Paul Breer has a blog post up this morning showing off some of the work of political science professor Keith Poole, showing that the current Congress is the most conservative Congress in the past 133 years. That's not just the House he studied, mind you. (But it is the House that's yanking the entire branch around.) Even with a Democratic Senate, House Republicans are such radical extremists that they've pulled the entire branch further to the right than it's been since before the late 1800s.
Keep that in mind, as Republicans will continue to make the same claim this fall that they've been making since the GOP got slaughtered in 2006 and 2008: their only mistakes in the past decade were not being conservative enough.
Really? This Congress is the most conservative since at least 1879. Yet its job approval rating is 11%, and has been as low as 8% in the past few months.
It's not hard to put two and two together, here.
Is there any more reasonable way to describe the modern American conservative view of the country than disturbingly delusional?
In many ways America already is the ideal conservative country. We've got unrestrained capitalism with so few common sense controls that high finance has been allowed to destroy the economy twice in the past century with only token reform efforts that were rolled back about 13 years ago.
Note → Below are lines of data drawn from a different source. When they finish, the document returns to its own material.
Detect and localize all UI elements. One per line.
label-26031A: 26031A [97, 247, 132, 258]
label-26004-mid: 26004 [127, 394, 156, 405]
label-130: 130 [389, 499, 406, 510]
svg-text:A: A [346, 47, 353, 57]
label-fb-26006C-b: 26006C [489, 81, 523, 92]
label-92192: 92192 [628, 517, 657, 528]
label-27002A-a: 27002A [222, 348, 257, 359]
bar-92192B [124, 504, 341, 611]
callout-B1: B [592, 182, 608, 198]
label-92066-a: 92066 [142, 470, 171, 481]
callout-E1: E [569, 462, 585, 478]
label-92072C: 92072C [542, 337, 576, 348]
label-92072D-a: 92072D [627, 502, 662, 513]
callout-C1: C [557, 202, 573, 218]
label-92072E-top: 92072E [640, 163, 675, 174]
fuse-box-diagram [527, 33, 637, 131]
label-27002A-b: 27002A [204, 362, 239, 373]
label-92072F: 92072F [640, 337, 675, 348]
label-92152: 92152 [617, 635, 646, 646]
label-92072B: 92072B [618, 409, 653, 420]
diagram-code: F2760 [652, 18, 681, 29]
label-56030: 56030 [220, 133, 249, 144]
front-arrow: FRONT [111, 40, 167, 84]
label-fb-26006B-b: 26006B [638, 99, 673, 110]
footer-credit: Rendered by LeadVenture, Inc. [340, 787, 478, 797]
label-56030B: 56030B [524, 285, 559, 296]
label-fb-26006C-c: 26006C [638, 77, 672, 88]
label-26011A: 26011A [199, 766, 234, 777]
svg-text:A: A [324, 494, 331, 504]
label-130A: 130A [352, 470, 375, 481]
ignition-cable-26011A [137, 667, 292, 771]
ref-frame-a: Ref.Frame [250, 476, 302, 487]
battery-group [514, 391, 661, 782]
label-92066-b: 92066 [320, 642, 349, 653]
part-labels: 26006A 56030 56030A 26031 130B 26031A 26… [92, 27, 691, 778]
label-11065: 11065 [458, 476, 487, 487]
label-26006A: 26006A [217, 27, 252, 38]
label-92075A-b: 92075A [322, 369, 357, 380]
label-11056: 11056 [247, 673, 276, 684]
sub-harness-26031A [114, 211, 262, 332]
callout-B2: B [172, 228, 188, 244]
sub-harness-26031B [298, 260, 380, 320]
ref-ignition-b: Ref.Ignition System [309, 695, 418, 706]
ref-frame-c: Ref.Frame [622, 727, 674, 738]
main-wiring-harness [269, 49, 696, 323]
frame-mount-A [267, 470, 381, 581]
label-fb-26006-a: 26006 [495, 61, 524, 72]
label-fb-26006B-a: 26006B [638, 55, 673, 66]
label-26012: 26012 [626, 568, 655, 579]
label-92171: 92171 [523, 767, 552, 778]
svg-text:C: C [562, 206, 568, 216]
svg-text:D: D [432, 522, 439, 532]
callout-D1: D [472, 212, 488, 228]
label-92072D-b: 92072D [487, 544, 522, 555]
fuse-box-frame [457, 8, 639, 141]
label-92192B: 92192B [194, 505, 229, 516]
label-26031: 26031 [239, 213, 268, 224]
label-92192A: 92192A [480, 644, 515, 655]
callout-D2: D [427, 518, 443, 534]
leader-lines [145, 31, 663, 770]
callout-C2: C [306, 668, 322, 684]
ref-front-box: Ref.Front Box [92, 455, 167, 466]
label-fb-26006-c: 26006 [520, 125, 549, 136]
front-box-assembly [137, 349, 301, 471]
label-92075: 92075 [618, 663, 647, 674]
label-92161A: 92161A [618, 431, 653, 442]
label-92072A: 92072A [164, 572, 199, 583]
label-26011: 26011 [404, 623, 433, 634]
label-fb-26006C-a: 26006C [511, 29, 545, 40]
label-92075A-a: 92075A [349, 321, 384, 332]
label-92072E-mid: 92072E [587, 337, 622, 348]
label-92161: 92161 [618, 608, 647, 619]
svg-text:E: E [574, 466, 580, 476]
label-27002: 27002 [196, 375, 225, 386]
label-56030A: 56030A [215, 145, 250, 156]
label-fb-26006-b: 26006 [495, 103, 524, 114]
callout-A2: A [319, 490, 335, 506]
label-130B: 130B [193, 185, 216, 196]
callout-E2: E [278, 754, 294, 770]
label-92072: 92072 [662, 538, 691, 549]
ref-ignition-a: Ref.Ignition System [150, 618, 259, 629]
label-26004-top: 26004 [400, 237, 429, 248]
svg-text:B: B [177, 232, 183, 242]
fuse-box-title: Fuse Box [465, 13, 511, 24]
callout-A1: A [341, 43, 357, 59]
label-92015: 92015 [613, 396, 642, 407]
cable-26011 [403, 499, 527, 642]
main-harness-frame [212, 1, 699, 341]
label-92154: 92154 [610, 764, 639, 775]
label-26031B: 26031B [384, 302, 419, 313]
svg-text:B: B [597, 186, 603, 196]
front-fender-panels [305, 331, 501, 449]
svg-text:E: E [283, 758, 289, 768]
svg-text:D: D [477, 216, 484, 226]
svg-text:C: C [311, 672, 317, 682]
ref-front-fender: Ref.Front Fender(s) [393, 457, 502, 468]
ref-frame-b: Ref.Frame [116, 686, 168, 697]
All attempts to reign it in during the Obama administration have failed at the hands of Wall Street-owned Republicans that watered down reform in the Senate and similarly corrupt individual Democrats bought off by the country's largest banks. We're at war in at least six Muslim countries, slaughtering women and children with drones (and are preparing to hand these weapons of war over to domestic law enforcement) while terrorist networks barely get scratched. Several GOP presidential candidates are making couched and in some cases open calls for the merger of Christianity and government while chasing imaginary Sharia incursions.
Most Americans no longer believe in the fact of anthropogenic global warming, or even evolution. The federal court system is learning to the right after George Bush stuffed them with ideologues and Republicans in the Senate routinely block even uncontroversial judicial nominees by President Obama, including a right-leaning Supreme Court that's established a reputation as the judicial wing of the RNC (goes well with Fox News, the RNC's PR firm), causing public confidence in the courts to plummet just as has happened with Congress. The mainstream media bends over backwards to accommodate conservative falsehoods (Obama made the economy worse, no wait it's getting better despite his polices; government takeover of health care), ignoring high profile conservative ethics and legal scandals while turning non-stories that make liberals look bad into weeks-long media events.
We're still debating whether or not President Obama is an American citizen and a Christian, retarded smears invented by retarded conservatives during the 2008 campaign to draw focus from John McCain's non-existent economic policies and his epic blunder in picking Sarah Palin as a running mate. The size of government is shrinking while tax cut-fueled deficits are exploding. The 1% are making a killing while everybody else is either just making it, or are dying in poverty. Corporations are on a path to have more legal and constitutional rights than human beings, whose civil liberties are being curtailed seemingly by the day. Abortion – a constitutional right, like it or not – is on the verge of being de facto banned in some red states as the 2010 GOP revolution ignores jobs and reignites the culture wars. Red states are taking in more federal dollars than they pay back in taxes, the true welfare states.
What's there not to love over the past 13 years, if you're a Republican? Even the health care reform law was a Republican idea that will vastly enrich private health insurance companies.
Is it any surprise, then, that the most conservative Congress in 133 years, during a period when conservatives have gotten essentially every single thing they've wanted for over a decade now, is one of the most – if not the most – hated in American history?
It shouldn't be. Yet what stands out in that huge mess is that if 2012 doesn't go well for the GOP, the message they'll take away from that is the same message they thought they got in 2006 and 2008: they weren't conservative enough.
The joke about the far right being America's version of the Taliban isn't going to be a joke for much longer.